Introduction: Calcium use during cardiac arrest has conflicting results in terms of efficacy. Therefore, we performed a systematic review evaluating the role of calcium administration in cardiac arrest.

Methods: We searched PubMed, Cochrane, and EMBASE for studies comparing calcium administration versus no calcium administration during cardiac arrest. The study was prospectively registered in PROSPERO (CRD42022316641) adhering to PRISMA guideline recommendations. The primary outcome was return of spontaneous circulation (ROSC) or survival at one hour. The secondary outcomes included survival to discharge or at 30 days, and favorable neurologic outcomes at 30 and 90 days. We planned to perform a random-effects meta-analysis of low risk of bias studies. We evaluated risk of bias with RoB-2 and ROBINS-I.

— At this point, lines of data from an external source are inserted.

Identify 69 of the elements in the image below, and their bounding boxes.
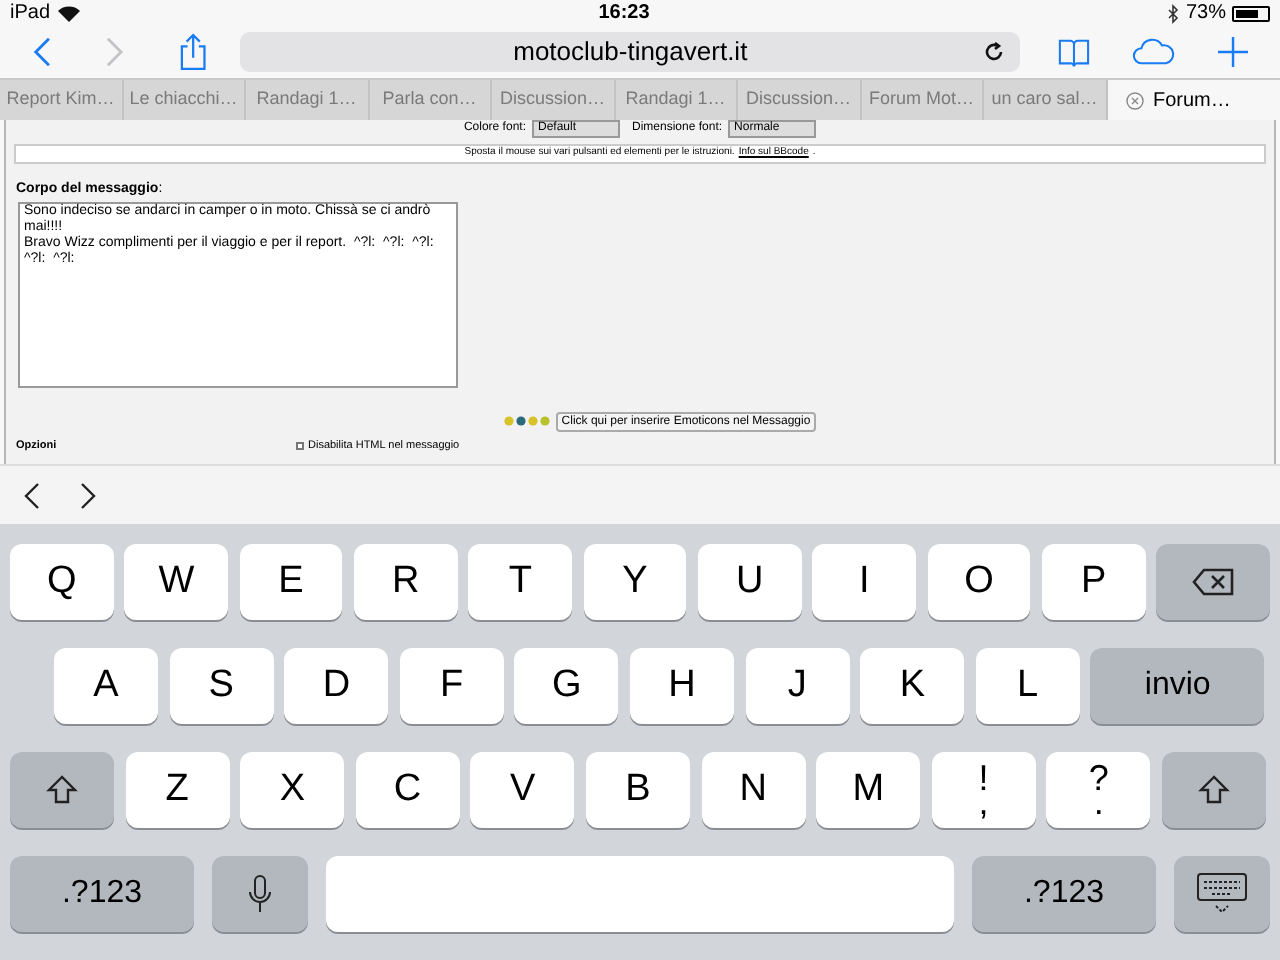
key[interactable]: P	[1041, 544, 1146, 620]
key[interactable]: ? .	[1046, 752, 1151, 828]
key[interactable]: J	[745, 648, 850, 724]
book-icon[interactable]	[1058, 37, 1091, 67]
clock: 16:23	[598, 0, 650, 28]
key[interactable]: W	[124, 544, 229, 620]
key[interactable]: M	[816, 752, 921, 828]
tab-label: Report Kim…	[6, 86, 115, 113]
tab-label: Le chiacchi…	[129, 86, 238, 113]
tab-label: Forum…	[1153, 87, 1231, 115]
key[interactable]: L	[975, 648, 1080, 724]
tab-label: Forum Mot…	[868, 86, 974, 113]
bluetooth-icon	[1167, 3, 1180, 23]
key[interactable]: S	[169, 648, 274, 724]
key[interactable]: ! ,	[931, 752, 1036, 828]
tab-label: Discussion…	[745, 86, 851, 113]
checkbox[interactable]	[296, 441, 304, 450]
key[interactable]: T	[468, 544, 573, 620]
key[interactable]: D	[284, 648, 389, 724]
tab-label: Randagi 1…	[256, 86, 357, 113]
tab-label: Parla con…	[382, 86, 477, 113]
key[interactable]: R	[353, 544, 458, 620]
key[interactable]: Q	[10, 544, 114, 620]
shift-icon	[1197, 774, 1230, 806]
key[interactable]: H	[629, 648, 734, 724]
return-key[interactable]: invio	[1090, 648, 1265, 724]
key[interactable]: Y	[583, 544, 687, 620]
browser-tab[interactable]: Forum…	[1107, 80, 1280, 120]
key[interactable]: U	[697, 544, 802, 620]
cloud-icon[interactable]	[1132, 38, 1176, 66]
shift-icon	[46, 774, 78, 806]
backspace-icon	[1191, 568, 1236, 596]
shift-key[interactable]	[10, 752, 114, 828]
key[interactable]: X	[240, 752, 345, 828]
microphone-icon	[248, 874, 272, 914]
backspace-key[interactable]	[1156, 544, 1270, 620]
close-icon[interactable]	[1125, 91, 1143, 109]
battery-icon	[1231, 5, 1270, 21]
battery-percentage: 73%	[1185, 0, 1226, 28]
key[interactable]: B	[585, 752, 690, 828]
device-name: iPad	[10, 0, 51, 28]
key[interactable]: F	[399, 648, 504, 724]
wifi-icon	[58, 5, 81, 21]
tab-label: un caro sal…	[991, 86, 1098, 113]
tab-label: Randagi 1…	[625, 86, 726, 113]
key[interactable]: A	[54, 648, 158, 724]
key[interactable]: V	[470, 752, 575, 828]
key[interactable]: E	[239, 544, 343, 620]
keyboard-icon	[1196, 872, 1248, 916]
key[interactable]: N	[701, 752, 806, 828]
previous-icon[interactable]	[24, 481, 40, 509]
symbols-key[interactable]: .?123	[10, 856, 194, 932]
key[interactable]: C	[355, 752, 460, 828]
key[interactable]: I	[812, 544, 917, 620]
address-bar[interactable]: motoclub-tingavert.it	[239, 32, 1021, 72]
back-icon[interactable]	[32, 36, 51, 68]
symbols-key[interactable]: .?123	[972, 856, 1156, 932]
plus-icon[interactable]	[1217, 36, 1248, 68]
reload-icon[interactable]	[984, 42, 1005, 62]
tab-label: Discussion…	[499, 86, 605, 113]
key[interactable]: O	[927, 544, 1031, 620]
key[interactable]: G	[514, 648, 619, 724]
shift-key[interactable]	[1161, 752, 1266, 828]
hide-keyboard-key[interactable]	[1174, 856, 1270, 932]
key[interactable]: Z	[125, 752, 230, 828]
key[interactable]: K	[860, 648, 965, 724]
share-icon[interactable]	[179, 32, 206, 72]
next-icon[interactable]	[80, 481, 96, 509]
dictation-key[interactable]	[212, 856, 308, 932]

Results: We identified 1,921 articles and included ten studies with 2509 patients. We were not able to perform a meta-analysis with low-risk of bias studies as only one study was found to be at low-risk of bias. However, for the primary outcome, the three RCTs included showed no benefit with calcium administration during cardiac arrest for ROSC. For the secondary outcomes, based on the most recent study and lower risk of bias, there was a neutral effect for survival to discharge or at 30 days and neurologic outcomes at 30 days. However, there was unfavorable neurologic outcomes at 90 days.

Conclusion: Based on our results, calcium administration in cardiac arrests shows no benefit and can cause harm. Further studies on this matter are likely not advisable.